Anyhow, thanks for bringing this up. That pointing must be part of the beginning of the sequence perhaps.
Poodlebeguiled,
Thank you for such a detailed explanation of the predatory sequence! Fascinating. I would love to learn more. Poodlebeguiled and Dechi, I understand what you mean about being unsure or appeasement. Our toy does that, too, but the unsure or appeasement paw lift is a very different paw lift than the pointing paw lift. She only does the former when she is trying to prevent us from doing something she hates, like bath or getting picked up (she anticipates both). She only points in the "predatory" way when she's after a squeaky toy or sees a rabbit or squirrel or lizard, she freezes in place with muzzle and nose toward the direction of the toy and holds completely still for a long time, sometimes up to a minute, until she feels like pouncing on the toy. The only part that doesn't look like most pointing dogs' postures is her tail, it's neither straight up nor straight out.

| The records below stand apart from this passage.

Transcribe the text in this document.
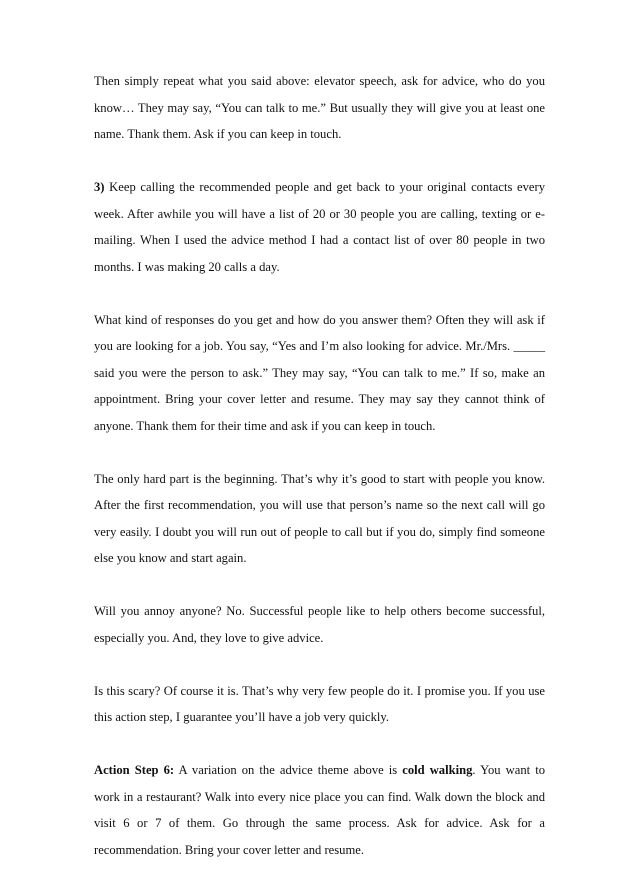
Then simply repeat what you said above: elevator speech, ask for advice, who do you know… They may say, “You can talk to me.” But usually they will give you at least one name. Thank them. Ask if you can keep in touch.

3) Keep calling the recommended people and get back to your original contacts every week. After awhile you will have a list of 20 or 30 people you are calling, texting or e-mailing. When I used the advice method I had a contact list of over 80 people in two months. I was making 20 calls a day.

What kind of responses do you get and how do you answer them? Often they will ask if you are looking for a job. You say, “Yes and I’m also looking for advice. Mr./Mrs. _____ said you were the person to ask.” They may say, “You can talk to me.” If so, make an appointment. Bring your cover letter and resume. They may say they cannot think of anyone. Thank them for their time and ask if you can keep in touch.

The only hard part is the beginning. That’s why it’s good to start with people you know. After the first recommendation, you will use that person’s name so the next call will go very easily. I doubt you will run out of people to call but if you do, simply find someone else you know and start again.

Will you annoy anyone? No. Successful people like to help others become successful, especially you. And, they love to give advice.

Is this scary? Of course it is. That’s why very few people do it. I promise you. If you use this action step, I guarantee you’ll have a job very quickly.

Action Step 6: A variation on the advice theme above is cold walking. You want to work in a restaurant? Walk into every nice place you can find. Walk down the block and visit 6 or 7 of them. Go through the same process. Ask for advice. Ask for a recommendation. Bring your cover letter and resume.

I should explain how this "pointing" evolved. She's 6 now, and she didn't always point as a puppy and younger adult. She did what I think would be the "eye-stalk" instead. When our furniture was arranged differently and my husband tossed her squeaky toy down the hall, she chased in a nonlinear direction, "hid" behind the couch, and "eye-stalked" her toy with her head forward perfectly still until she was ready to pounce. When she pounced, she would try to chew her toy, still does. It finally occurred to me that this was her version of chasing "prey." I wish I had some videos of this. I've had several breeds and never paid so much attention to canine body language until her. Thank you again for the replies and reading!